Is 22 too old to be having that kind of revelation?
So, I've been in a relationship with a girl for 3 years now. I really really care about her, I feel like I love her (but is it possible to love a girl if I'm gay?). Everyone says that we're such a cute perfect couple. So things should be great but...
I think I've always felt an attraction for guys at some level. But the way I've been raised, I only ever imagined that I'd be dating girls, getting married, having kids etc. Anything else didn't even seem to be an option so I just ignored my feelings for guys, thinking I was just confused and that it'd all go away.
Except, the years have passed and it didn't go away. If anything it's stronger. I've even been repeatedly looking at gay porn online, behind my girlfriend's back of course...
So I feel like a horrible person for deceiving her like that and I don't know what to do.
I feel trapped in this relationship which, the way things are going, is headed for marriage. I can't imagine getting married, spending a lifetime with that secret...

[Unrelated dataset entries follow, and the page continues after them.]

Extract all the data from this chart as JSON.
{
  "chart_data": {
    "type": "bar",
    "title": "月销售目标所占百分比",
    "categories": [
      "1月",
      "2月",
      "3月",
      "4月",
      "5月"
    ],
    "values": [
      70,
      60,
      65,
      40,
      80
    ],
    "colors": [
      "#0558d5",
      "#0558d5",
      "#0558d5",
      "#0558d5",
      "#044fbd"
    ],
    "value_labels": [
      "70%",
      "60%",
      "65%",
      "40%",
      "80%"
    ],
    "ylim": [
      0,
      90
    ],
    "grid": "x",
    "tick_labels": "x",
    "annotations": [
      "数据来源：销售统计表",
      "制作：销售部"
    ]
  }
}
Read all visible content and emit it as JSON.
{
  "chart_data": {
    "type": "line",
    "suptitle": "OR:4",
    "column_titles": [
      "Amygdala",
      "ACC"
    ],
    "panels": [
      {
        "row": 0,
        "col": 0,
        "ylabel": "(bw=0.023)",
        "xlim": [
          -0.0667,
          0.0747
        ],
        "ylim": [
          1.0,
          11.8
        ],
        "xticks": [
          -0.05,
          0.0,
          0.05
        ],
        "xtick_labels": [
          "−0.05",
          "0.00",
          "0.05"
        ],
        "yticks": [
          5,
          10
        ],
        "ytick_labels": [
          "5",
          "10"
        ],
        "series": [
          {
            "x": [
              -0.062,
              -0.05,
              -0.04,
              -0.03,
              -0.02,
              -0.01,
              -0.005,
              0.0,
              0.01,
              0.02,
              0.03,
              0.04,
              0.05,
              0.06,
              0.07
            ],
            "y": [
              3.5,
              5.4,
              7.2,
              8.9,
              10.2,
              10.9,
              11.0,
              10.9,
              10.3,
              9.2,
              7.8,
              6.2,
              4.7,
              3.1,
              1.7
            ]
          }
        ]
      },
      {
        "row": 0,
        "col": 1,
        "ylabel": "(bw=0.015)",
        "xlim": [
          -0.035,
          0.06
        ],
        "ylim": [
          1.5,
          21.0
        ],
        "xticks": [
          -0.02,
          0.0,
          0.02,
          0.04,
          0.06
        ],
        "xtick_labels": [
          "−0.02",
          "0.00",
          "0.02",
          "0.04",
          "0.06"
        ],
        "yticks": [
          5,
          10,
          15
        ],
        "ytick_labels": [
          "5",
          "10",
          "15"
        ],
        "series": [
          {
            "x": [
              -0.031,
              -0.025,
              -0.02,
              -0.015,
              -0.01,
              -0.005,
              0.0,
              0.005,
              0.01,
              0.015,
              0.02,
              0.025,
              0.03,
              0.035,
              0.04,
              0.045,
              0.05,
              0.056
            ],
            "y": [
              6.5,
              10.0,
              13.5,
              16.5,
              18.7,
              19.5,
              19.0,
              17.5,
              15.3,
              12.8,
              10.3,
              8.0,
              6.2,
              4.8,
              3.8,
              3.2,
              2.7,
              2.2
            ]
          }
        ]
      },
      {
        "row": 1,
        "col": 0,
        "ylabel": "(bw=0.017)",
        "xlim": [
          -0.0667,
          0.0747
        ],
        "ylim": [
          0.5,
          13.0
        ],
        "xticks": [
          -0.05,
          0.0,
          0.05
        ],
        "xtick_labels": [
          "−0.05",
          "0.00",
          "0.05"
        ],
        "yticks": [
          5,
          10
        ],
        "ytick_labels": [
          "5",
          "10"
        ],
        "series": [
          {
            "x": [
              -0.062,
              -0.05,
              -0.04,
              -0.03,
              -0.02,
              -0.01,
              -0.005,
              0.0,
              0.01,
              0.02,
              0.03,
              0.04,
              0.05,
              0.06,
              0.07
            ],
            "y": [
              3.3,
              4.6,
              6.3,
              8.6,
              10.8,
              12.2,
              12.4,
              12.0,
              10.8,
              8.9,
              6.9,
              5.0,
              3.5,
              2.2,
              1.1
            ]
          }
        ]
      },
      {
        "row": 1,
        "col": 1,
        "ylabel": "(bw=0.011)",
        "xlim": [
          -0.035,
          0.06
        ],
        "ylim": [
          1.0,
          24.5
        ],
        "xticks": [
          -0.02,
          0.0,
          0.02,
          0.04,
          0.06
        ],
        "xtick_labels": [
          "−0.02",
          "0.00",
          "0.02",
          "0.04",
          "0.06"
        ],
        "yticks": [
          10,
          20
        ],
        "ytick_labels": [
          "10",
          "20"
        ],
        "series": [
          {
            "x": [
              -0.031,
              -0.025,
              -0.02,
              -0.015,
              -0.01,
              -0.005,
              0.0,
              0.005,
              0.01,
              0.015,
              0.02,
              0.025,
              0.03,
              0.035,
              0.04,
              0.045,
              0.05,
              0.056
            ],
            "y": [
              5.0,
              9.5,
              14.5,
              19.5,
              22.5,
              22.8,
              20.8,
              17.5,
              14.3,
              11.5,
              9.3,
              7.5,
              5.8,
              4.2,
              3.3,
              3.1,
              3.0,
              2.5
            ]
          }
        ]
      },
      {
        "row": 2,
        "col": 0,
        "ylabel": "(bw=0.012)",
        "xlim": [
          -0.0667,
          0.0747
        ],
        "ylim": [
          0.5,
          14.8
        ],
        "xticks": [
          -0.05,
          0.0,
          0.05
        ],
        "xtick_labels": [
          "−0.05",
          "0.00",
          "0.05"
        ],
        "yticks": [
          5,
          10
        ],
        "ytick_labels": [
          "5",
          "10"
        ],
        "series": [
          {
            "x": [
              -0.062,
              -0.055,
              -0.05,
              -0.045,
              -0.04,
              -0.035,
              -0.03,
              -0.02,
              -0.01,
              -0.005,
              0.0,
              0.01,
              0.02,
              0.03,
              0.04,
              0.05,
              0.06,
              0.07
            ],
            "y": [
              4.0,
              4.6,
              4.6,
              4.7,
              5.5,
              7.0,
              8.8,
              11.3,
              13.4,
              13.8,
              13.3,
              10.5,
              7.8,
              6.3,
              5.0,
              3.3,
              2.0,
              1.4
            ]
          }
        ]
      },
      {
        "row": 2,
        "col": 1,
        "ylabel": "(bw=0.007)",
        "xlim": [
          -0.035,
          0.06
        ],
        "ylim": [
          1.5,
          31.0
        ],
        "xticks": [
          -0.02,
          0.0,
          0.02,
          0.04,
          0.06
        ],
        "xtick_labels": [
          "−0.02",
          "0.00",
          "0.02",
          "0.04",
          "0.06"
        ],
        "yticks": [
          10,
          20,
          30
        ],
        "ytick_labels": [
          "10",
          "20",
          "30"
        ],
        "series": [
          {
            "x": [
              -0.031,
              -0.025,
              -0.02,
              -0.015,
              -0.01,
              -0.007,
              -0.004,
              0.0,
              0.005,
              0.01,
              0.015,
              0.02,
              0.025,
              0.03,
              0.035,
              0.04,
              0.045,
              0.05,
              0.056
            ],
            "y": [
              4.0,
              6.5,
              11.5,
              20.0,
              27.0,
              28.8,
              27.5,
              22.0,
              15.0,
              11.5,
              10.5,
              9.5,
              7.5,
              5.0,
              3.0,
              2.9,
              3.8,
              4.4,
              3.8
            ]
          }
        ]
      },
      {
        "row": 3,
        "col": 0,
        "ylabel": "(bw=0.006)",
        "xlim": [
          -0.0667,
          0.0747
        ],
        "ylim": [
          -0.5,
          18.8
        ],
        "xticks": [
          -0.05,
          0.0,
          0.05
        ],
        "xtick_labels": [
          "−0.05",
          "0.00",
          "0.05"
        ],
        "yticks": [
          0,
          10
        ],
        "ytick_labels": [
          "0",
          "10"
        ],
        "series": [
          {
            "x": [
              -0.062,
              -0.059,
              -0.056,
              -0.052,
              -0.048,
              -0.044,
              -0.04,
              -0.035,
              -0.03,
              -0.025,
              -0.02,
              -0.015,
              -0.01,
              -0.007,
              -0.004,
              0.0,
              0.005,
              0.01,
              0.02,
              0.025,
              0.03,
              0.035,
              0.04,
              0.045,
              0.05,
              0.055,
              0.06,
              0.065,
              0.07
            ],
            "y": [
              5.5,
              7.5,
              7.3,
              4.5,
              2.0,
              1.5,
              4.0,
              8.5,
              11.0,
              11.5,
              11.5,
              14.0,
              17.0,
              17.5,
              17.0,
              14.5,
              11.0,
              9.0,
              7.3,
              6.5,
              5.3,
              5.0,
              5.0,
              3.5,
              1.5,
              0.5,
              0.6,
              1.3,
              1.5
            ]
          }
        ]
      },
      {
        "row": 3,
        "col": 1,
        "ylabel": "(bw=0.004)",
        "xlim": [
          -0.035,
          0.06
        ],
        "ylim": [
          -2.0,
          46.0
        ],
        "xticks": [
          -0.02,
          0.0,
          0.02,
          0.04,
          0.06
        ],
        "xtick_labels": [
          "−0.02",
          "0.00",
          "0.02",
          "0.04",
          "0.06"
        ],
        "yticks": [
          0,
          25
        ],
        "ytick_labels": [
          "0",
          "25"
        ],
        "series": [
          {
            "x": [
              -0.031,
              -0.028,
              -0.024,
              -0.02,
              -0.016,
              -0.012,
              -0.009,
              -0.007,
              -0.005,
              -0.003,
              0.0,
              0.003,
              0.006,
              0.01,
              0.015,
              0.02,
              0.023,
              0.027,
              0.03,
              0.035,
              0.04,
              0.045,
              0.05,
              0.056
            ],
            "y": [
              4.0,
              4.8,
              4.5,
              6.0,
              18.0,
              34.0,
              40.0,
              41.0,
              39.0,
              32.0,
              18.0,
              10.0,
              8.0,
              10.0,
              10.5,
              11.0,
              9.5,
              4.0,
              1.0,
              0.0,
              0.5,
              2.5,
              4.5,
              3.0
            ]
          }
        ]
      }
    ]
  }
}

But I can't imagine getting out of it either. I know she would be completely crushed if I broke up with her after these years. Not to mention everyone else's reaction....
And also, how do I know that I'm not just confused even more now? It's not like I've ever had any sort of relationship or physical contact with a guy.
I wish I could just go back to being 18. Then i'd probably take a vow of celibacy so that no one would have to deal with how messed up I am.![]()
Seems like you already know what you are, you just haven't come to terms with it. Takes time to deal with that. Don't be a tool and drag a woman down that road with you. It's dishonest, and unkind. Plus the men you meet will respect you more if you aren't lying to a wife.
You haven't been together that long, though from the perspective of 22, I suppose 3 years seems like an eternity. She'll be a lot more devastated when you're 35 and she catches you cheating with some guy, than if you let it end before you marry her.
You know what to do, gay, straight, whatever, in any relationship if you can't give her what she deserves, if you can't get what you need, how kind is it to play this game. The longer you wait, the nastier the split will be. You're not married yet, don't go there unless you're absolutely sure you can be the guy she deserves.
It sounds like you want out, is it fair to let her have all these expectations of happily ever after when you know that's not gonna happen. How much do you love her? Enough to stop the charade and give her the chance to find a straight guy while she's still young?